Not to mention stopping off for more new socks and knickers on the way
, I thought. In Dot's world, where your shoes match your coat, there's nothing about a new boyfriend that would make you come to work from anywhere but home, where all your clothes were. I slung my coat and bag behind the desk and went round putting the lights on for the day, took a duster with me, gave the shirt shelves a
flick as I passed them. They were black enamelled metal, from a
bankrupt art supply shop, looked great when they were clean (spotless, as Dot would say) but drew the dust like iron filings on a magnet. The pipes were starting to warm up, creaking and popping like old men's knees at mass, and I carried on round past the kids' section, the stands we'd scrounged from the garden centre in Castle Douglas when it closed down, meant for trays of annuals but perfect for babies' tiny clothes, rolled pairs of socks like sugar bonbons, sets of vests tied together with ribbon—that was Dot—looking like those potpourri cushions you get in the useless tat department on the ground floor of Barbour's—every posh department store probably, only I'd not been in enough of them to know. I stopped and ran my hand over a pair of Thomas the Tank dungarees and a matching jersey. Dillon would look cute in those. He'd suit blue with that white-blond hair of his. Then I heard Dot coming with the coffees and walked away before temptation got me.

“Everything okay in the Layette section, Jessie?” she said, putting down a mug with a jumbo scone balanced over the top of it, warm scones a la flour in your coffee—a Dot special.


Layette
is looking lovely, Dotty.”

“Dot,” she said. “Think I don't know when you're laughing at me, you young ones that know everything and what you don't know isn't worth knowing.”

But I wasn't laughing. She hated being called Dotty as much as I hated being called Jess. Her brothers had called her Spotty Dotty when she was fifteen and only got to wash her hair once a week and it hung on her face, she'd told me. But why was that story that Dot had repeated a hundred times making me feel so freaked out now?

“Soooooo.” Dot had a way of nestling her folded arms in under her bosom that made me think of broody hens. “You've got yourself a nice lad at last.”

“He's just a friend,” I told her, but I could feel myself blushing again, and she didn't believe me.
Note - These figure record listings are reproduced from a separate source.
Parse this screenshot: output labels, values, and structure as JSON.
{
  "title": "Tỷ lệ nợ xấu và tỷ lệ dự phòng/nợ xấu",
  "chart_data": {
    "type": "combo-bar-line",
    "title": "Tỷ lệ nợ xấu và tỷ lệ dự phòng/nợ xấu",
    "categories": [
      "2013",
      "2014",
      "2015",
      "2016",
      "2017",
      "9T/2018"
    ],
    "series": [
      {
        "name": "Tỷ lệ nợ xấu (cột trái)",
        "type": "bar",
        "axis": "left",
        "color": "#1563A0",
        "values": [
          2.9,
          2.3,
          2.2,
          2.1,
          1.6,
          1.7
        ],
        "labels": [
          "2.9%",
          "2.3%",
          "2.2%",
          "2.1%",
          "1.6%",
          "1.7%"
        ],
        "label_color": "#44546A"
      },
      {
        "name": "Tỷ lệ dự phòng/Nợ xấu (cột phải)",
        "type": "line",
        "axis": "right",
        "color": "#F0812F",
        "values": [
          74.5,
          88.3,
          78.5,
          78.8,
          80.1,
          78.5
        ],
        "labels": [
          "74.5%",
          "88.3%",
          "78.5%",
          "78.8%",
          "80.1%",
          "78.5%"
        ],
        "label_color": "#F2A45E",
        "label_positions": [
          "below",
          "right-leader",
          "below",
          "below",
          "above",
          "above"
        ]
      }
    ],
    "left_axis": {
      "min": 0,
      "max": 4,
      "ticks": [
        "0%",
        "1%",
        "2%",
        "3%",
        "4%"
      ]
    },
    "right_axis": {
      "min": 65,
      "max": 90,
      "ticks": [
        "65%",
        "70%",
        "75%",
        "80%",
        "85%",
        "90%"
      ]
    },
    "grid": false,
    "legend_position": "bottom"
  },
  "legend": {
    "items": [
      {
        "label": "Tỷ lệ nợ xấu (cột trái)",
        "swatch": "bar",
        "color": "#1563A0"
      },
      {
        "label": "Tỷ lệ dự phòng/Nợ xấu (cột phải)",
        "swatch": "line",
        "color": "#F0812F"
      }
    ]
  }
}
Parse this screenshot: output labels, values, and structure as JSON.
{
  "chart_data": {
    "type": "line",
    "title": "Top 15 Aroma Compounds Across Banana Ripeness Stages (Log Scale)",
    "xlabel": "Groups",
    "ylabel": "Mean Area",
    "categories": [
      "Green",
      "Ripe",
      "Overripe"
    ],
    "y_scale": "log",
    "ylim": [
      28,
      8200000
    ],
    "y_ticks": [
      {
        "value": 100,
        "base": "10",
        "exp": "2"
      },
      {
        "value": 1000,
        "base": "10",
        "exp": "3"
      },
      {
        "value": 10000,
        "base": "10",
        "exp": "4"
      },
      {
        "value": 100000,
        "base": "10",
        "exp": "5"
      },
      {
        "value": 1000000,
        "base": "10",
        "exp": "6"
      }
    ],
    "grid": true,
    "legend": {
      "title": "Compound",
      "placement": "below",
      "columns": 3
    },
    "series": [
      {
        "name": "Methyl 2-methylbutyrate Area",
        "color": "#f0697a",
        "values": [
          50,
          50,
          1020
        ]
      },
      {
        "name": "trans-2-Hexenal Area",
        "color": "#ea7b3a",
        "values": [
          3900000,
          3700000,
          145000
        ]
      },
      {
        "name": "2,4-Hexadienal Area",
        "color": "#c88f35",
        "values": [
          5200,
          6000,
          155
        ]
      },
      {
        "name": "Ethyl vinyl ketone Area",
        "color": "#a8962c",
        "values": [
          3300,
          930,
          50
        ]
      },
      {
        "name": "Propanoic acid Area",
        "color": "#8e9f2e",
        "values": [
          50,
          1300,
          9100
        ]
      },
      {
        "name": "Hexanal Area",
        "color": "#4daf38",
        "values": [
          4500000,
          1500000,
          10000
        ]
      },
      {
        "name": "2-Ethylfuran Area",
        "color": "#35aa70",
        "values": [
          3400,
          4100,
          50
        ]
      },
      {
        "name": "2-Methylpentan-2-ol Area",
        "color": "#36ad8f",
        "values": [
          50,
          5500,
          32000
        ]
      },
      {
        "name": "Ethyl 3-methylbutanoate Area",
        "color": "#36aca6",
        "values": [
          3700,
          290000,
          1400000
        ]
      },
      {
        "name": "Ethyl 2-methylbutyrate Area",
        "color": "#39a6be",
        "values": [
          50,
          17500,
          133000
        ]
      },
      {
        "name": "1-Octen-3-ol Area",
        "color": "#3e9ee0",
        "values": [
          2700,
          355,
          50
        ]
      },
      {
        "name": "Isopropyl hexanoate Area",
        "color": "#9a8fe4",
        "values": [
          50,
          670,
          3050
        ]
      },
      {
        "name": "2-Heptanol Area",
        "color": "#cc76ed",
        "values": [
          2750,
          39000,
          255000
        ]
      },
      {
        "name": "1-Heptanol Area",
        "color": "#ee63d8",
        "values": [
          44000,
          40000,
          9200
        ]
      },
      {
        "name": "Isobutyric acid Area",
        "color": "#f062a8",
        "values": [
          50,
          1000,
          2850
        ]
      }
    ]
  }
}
“Another one!” said Dot. Steve wandered up with a bale of shirts that had been tried on and needed refolding now. Needed sniff-checked and then refolding. I could feel my heart hammering. I had promised to keep it quiet and had made Gus promise the same, but I had to tell someone.

“The same one,” I blurted out at last. Dot's powdery face clouded. “Gus King. The sculptor. The one that's wife just died.”

Dot's face changed the way it does. Her eyebrows went up in the middle and down at the ends and her eyes went diamond-shaped and shiny. And it looked like her mouth had a drawstring round it, a tiny rosette of a mouth. A dot of a mouth.

Steve was standing with a shirt collar tucked under his chin, ready to fold the sleeves in and, with his mouth open and his eyebrows raised, he looked like a cartoon of surprise.

“What?” I said.

“Oh Jessie!” said Dot. “That poor girl!”

“No!” I said. “
She
didn't know! God sake, that's not how it was at all.”

“How can you be sure?” said Dot. “She killed herself. Oh Jessie!”

“Because—” I stopped. Because she was already dead when I met him, of course. But I couldn't say that after telling them yesterday that he was my friend. “Because—” I tried again. “Because even though they weren't happy, Gus loved his kids and he'd never have left them like his dad did, and he tried to make it work.”

“Can't have tried that hard,” said Dot. “The poor girl flung herself off a cliff.”

“Drove off the road, and not because of anything Gus did,” I said. “It was finding out she was pregnant again that did it. She didn't want to have another baby.”

“She was
pregnant
?” Dot whispered the last word. She always did. She whispered
cancer
and
asylum seeker
too.

“It's actually more common than you'd think,” said Steve, back on social statistics where he was happy, back out of the mess of the heart. “Women are more likely to commit suicide while they're pregnant than at any other time. More likely to be the victims of domestic violence too.”